Update- Added a new csv file- MineralTDMeasured - pre-processed version.
MRMineral & MineralTD
MRMineral is a dataset containing 400 unique minerals. It is designed as a ML-ready dataset derived from parsed and cleaned mineral formulas.
Each entry in MRMineral includes the following:
- Mineral Name: Official name of mineral as recognised by standard references such as the International Mineralogical Association (IMA).
- Chemical Formula: Stoichiometric mineral formula.
- Group: Top-level mineral classification based on chemical and structural characteristics (e.g., silicates, oxides, carbonates, sulphides).

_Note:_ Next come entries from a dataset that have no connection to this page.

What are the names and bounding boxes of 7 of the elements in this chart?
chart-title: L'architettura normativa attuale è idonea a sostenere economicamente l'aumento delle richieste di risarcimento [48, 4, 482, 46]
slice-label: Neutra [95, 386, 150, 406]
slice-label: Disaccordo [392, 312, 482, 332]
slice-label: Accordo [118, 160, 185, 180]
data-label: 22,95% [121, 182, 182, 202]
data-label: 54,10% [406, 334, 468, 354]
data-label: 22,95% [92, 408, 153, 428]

- Subgroup: Second-level mineral classification within each group, reflecting structural similarities (e.g., feldspars, pyroxenes, zeolites).
- Machine Readable Formula: Nested list representation of the formula, including element symbol, stoichiometry, and oxidation state (e.g., [['Mg', 2, 2], ['Si', 1, 4], ['O', 4, -2]]).
- Elemental wt%: Weight percentage of each element in the mineral, calculated from its chemical formula.
MineralTD is a training dataset — structured, metadata-rich collection of mineral data gathered from a variety of sources.
Each entry in MineralTD includes: -Metadata fields such as:
- Mineral frequency (e.g., common, rare)
- Sample label or ID
- Rock type
- Data source
- DOI
- Analytical method.
- IGSN (International Geo Sample Number)
- Latitude and longitude
- Source information, including references to original publications, databases (e.g., RRUFF, Mindat) Oxide and element wt% data
Ultimately, these datasets provide a scalable framework that grows with community contributions.
We welcome contributions from the community!
- Fork this repository.
- Add your new data in the mineralTDMeasured file — including the oxide or element wt% dataand all relevant metadata (e.g., mineral name, rock type, DOI, etc.).
- Open a pull request so your data can be included in the main dataset after a quick format and quality check.